42 pages • 1 hour read
“A good book may have three openings entirely dissimilar and inter-related only in the prescience of the author, or for that matter one hundred times as many endings.”
The student’s views about literature hint at the structure that will follow. At Swim-Two-Birds is a novel that contains elements of other novels; the student is self-aware enough that his three proposed openings are contained within a fourth opening, which is his introduction. The irony of the student’s claim is that his four introductions ultimately become a single story. They are at once connected and disconnected.
“Thanks for your faith in me, it is very comforting to know that I have clients who are sportsmen who do not lose heart when the luck is ‘the wrong way.’”

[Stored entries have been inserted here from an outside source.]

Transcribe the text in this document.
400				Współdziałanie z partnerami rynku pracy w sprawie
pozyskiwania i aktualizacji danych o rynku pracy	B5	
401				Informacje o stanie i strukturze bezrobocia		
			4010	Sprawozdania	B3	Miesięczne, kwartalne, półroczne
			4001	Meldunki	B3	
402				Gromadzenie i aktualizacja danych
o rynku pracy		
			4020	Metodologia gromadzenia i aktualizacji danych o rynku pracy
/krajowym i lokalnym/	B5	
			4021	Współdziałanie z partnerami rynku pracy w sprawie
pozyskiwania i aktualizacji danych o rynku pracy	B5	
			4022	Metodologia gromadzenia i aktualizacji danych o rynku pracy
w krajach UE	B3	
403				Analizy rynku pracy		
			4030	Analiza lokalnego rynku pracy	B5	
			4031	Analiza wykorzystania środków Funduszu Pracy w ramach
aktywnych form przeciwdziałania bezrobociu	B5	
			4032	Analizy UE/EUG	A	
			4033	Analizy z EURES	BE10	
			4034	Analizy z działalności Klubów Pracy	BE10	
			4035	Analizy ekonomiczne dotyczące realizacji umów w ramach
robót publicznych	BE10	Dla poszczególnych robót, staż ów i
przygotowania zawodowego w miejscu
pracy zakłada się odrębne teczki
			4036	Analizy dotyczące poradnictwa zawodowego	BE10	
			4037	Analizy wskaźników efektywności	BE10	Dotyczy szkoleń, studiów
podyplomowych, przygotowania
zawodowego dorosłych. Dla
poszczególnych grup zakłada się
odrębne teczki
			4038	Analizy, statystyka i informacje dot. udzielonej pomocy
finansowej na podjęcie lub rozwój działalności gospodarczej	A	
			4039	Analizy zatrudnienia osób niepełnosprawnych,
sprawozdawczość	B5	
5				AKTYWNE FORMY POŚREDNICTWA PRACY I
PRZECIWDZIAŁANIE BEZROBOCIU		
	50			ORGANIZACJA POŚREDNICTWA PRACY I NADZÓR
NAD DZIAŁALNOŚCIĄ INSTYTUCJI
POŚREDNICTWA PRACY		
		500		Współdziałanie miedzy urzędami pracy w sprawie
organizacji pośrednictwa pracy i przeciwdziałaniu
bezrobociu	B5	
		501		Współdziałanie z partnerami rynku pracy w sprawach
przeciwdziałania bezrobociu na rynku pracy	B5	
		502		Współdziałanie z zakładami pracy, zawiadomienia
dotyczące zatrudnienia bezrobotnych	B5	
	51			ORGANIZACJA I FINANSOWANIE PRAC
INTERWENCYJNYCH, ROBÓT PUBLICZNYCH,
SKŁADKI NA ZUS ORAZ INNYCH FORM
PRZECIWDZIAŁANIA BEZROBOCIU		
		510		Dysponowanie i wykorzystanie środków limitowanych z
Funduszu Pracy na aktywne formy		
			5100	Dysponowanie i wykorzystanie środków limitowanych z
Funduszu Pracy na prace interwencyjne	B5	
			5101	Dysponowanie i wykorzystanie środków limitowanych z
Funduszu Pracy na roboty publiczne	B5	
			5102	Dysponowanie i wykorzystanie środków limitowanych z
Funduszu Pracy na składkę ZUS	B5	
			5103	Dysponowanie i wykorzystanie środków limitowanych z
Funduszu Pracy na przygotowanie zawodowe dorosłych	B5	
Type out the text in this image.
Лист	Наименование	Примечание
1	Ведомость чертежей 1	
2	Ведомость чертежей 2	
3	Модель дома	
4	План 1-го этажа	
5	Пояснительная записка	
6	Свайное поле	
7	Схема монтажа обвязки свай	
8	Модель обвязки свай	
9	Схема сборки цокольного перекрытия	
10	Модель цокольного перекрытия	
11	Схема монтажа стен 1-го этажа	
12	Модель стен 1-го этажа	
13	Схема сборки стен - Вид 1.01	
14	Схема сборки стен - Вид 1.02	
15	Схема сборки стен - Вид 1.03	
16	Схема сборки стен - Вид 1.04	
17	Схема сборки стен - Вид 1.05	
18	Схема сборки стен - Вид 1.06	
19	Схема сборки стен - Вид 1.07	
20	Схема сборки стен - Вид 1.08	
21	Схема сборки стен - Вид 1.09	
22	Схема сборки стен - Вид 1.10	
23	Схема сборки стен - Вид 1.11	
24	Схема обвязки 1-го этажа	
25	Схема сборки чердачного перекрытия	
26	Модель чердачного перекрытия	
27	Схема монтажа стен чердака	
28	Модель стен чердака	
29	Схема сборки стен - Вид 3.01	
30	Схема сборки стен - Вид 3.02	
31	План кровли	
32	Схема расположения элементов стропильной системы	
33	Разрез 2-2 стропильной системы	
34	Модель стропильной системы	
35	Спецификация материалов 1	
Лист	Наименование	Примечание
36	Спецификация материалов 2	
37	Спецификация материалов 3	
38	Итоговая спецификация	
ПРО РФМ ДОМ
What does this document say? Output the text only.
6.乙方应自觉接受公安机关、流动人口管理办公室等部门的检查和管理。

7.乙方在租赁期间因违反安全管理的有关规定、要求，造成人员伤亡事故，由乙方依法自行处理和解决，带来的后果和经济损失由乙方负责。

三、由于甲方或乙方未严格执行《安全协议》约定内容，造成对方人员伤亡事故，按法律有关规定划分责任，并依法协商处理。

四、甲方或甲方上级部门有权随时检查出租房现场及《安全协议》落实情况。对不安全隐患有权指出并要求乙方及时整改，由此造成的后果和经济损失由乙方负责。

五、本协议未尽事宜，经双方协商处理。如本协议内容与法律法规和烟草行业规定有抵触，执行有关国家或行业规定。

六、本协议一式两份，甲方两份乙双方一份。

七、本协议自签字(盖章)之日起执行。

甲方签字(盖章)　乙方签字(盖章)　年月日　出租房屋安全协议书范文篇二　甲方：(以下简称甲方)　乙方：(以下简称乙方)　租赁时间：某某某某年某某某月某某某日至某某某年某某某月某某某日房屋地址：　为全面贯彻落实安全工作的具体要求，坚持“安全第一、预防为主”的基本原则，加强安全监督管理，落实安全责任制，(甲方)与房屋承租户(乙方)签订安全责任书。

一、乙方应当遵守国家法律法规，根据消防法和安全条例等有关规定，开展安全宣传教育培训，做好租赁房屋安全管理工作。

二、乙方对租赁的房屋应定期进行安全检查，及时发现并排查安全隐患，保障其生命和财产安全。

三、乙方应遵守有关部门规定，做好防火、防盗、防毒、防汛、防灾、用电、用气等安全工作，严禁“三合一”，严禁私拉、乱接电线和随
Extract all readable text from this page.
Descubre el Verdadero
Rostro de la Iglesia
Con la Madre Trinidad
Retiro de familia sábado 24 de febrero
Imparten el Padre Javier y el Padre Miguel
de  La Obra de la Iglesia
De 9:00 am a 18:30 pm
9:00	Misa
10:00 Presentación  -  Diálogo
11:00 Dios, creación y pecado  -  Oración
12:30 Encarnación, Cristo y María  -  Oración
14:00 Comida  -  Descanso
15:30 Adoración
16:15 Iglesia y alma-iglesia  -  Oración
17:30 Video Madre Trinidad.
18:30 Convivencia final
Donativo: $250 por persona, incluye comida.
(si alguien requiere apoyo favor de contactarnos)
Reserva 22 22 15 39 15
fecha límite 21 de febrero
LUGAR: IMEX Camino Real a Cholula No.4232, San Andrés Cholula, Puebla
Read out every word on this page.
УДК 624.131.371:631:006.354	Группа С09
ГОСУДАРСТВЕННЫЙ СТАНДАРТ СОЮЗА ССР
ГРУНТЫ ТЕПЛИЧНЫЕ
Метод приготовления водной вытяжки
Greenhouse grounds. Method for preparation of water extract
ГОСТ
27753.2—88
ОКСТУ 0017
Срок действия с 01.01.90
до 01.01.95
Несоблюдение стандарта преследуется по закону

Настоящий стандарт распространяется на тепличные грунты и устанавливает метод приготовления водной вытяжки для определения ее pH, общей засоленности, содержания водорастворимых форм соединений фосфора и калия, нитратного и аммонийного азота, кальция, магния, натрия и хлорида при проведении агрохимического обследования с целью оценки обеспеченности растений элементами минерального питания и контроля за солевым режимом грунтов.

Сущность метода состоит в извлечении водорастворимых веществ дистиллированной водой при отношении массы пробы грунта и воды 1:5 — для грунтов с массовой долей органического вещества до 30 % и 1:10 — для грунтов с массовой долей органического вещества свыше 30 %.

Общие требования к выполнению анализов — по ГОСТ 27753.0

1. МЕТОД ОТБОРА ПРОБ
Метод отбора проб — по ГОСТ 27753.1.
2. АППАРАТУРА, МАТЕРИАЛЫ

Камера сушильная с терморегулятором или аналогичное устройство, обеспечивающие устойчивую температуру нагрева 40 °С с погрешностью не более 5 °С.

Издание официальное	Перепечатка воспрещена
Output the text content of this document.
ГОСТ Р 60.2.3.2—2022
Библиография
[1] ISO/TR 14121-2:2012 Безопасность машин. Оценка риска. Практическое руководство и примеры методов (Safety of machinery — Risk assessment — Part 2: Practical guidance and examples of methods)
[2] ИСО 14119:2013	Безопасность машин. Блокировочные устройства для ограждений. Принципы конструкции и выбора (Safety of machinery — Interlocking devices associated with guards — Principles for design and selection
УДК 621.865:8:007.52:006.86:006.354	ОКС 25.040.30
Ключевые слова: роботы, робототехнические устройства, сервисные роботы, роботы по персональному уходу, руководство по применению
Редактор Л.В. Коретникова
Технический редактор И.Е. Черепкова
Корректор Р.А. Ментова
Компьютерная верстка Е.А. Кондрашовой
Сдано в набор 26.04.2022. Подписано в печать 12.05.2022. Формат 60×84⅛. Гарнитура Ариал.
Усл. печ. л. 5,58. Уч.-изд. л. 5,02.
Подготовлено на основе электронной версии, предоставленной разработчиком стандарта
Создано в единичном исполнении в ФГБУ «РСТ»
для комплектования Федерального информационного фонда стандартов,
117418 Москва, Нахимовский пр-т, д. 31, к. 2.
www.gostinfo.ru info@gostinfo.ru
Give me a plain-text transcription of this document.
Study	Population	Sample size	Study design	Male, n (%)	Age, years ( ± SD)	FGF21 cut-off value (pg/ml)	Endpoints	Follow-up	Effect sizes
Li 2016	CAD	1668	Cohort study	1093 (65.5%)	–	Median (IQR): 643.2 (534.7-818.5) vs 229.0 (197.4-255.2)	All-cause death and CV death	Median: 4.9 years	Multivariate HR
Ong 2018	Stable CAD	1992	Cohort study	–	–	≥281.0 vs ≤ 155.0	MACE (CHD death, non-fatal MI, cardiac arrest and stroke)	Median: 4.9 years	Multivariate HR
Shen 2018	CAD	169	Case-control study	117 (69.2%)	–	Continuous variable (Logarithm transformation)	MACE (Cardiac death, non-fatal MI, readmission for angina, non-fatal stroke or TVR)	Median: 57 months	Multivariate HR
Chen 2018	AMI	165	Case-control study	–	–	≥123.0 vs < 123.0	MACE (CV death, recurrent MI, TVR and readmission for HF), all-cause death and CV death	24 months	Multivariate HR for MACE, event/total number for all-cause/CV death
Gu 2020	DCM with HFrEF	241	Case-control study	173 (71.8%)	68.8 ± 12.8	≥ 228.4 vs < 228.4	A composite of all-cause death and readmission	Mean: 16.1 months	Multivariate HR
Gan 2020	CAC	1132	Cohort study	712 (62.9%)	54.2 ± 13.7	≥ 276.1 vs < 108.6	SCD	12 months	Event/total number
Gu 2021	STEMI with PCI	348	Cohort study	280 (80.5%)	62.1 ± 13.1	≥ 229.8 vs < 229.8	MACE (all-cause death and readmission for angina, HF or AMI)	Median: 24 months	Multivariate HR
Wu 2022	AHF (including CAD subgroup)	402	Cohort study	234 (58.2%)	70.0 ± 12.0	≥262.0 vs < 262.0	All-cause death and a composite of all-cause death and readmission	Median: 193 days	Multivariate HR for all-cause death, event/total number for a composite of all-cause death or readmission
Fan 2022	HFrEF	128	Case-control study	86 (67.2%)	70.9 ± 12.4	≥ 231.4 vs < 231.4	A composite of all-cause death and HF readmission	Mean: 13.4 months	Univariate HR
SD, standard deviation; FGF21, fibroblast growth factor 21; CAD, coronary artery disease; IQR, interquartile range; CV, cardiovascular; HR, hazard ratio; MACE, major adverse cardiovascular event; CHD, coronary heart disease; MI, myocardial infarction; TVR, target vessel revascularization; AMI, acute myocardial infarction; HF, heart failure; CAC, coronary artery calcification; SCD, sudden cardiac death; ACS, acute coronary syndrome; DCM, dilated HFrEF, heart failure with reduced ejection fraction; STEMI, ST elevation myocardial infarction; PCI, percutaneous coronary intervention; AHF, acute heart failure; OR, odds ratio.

At Swim-Two-Birds provides numerous investigations into the nature of fiction. In addition to the manuscript excerpts that the student reads during the novel, the gambling tips are a separate kind of fiction. Verney’s letter contain plots and character arcs in which he appeals to the reader for trust. He requires the reader’s investment in the same way that the student wants audiences to invest in his own works of fiction. The gambling tips are an alternative form of literature that works toward similar goals but for different purposes.
“I am every hero from the crack of time.”
In the context of the novel, different characters can appear an infinite number of times across all fiction. Minor characters from Trellis’s work appear in works by other authors, while Trellis borrows characters from other books.